Research Applications

For physicians trying to do meaningful clinical research, especially when relying on methods that require retrospective retrieval of information or analysis of previously published findings on a subject, the potential for errors introduced by nonstandardized nomenclature and faulty or incomplete coding systems is obvious. The problems may be compounded further but become less obvious when the separation of those applying the data from those who collected the data increases, such as when data are pooled to guide social policy or administrative decisions.

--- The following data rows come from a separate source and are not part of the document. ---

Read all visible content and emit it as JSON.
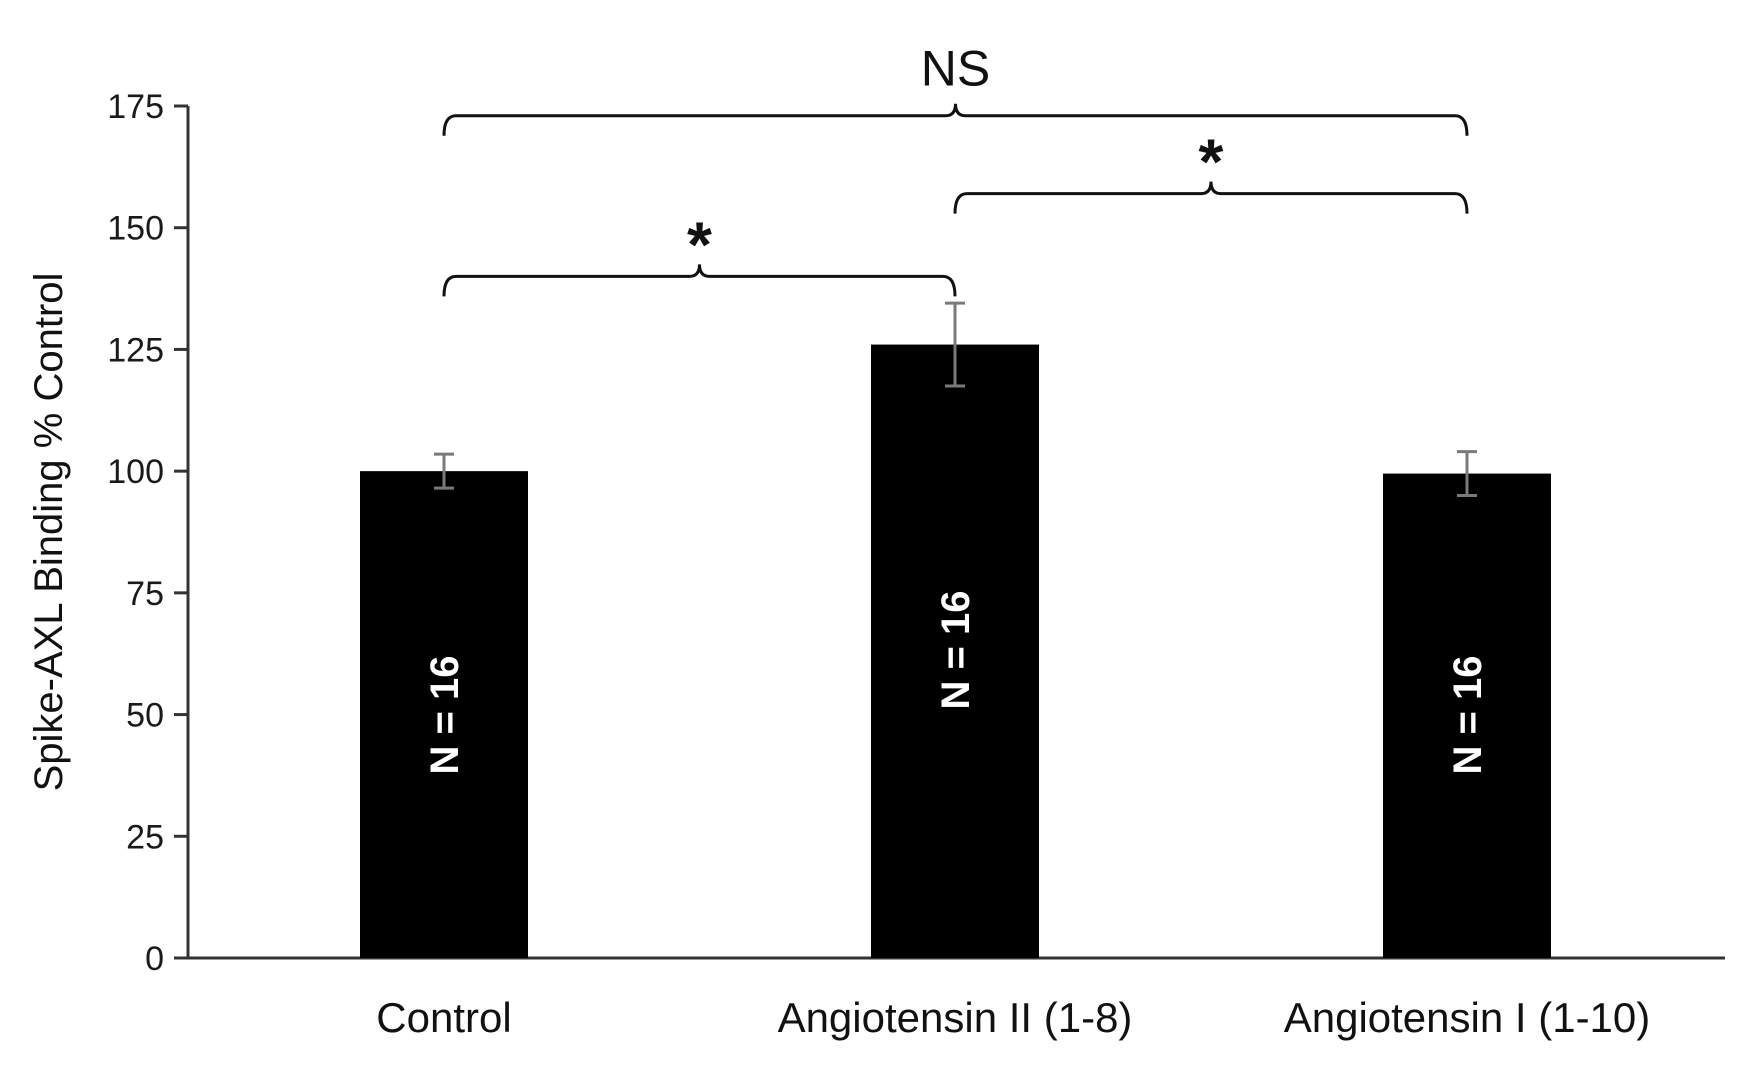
{
  "chart_data": {
    "type": "bar",
    "categories": [
      "Control",
      "Angiotensin II (1-8)",
      "Angiotensin I (1-10)"
    ],
    "values": [
      100,
      126,
      99.5
    ],
    "errors": [
      3.5,
      8.5,
      4.5
    ],
    "bar_labels": [
      "N = 16",
      "N = 16",
      "N = 16"
    ],
    "ylabel": "Spike-AXL Binding % Control",
    "ylim": [
      0,
      175
    ],
    "yticks": [
      0,
      25,
      50,
      75,
      100,
      125,
      150,
      175
    ],
    "grid": false,
    "legend": "none",
    "bar_color": "#000000",
    "error_color": "#7a7a7a",
    "significance": [
      {
        "from": 0,
        "to": 1,
        "label": "*",
        "y": 140
      },
      {
        "from": 1,
        "to": 2,
        "label": "*",
        "y": 157
      },
      {
        "from": 0,
        "to": 2,
        "label": "NS",
        "y": 173
      }
    ]
  }
}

Information based on the hospital or outpatient patient experience may be abstracted from patients’ medical records to form administrative databases, which have been used in attempts to describe many aspects of the delivery and utilization of health care.24 A variety of conclusions have been drawn from the research performed using administrative databases. These conclusions can have significant and important implications for patients, providers, and society at large, to the extent that such data inform participants in current health care policy debates.25

Although ICD-9-CM data can be used to create outpatient databases, the most common use of ICD-9-CM is for the coding of inpatient hospital admissions. The processing of the inpatient medical record information into ICD-9-CM-coded language follows a typical sequence. First, hospital medical records personnel abstract clinical information in the hospital medical record and discharge summary. The data identified include diagnostic, procedural, and complication data. This information is then converted into ICD-9-CM code form. Also abstracted are patient demographic data, such as age, gender, length of stay, and discharge status. With this patient demographic data and ICD-9-CM codes, a discharge abstract is constructed. Pooling of discharge abstracts has been referred to as the formation of administrative databases. Administrative databases contain regional discharge abstracts. At the state level, discharge abstracts are received from every hospital within the state. At the federal level, CMS receives nationwide discharge abstracts relating to Medicare patients.26 These data are then available for analysis and research questions.

Several studies have been performed to evaluate the accuracy of the information contained within these databases, as their usefulness relates directly to the quality of the data contained within them.27,28 The limitations of these databases are many, including nonstandardized nomenclature for labeling diagnoses and procedures, inherent deficiencies of the ICD-9-CM system, limitations of the coders assigning the codes, institutional differences in coding practices, incomplete data, and inaccurate data.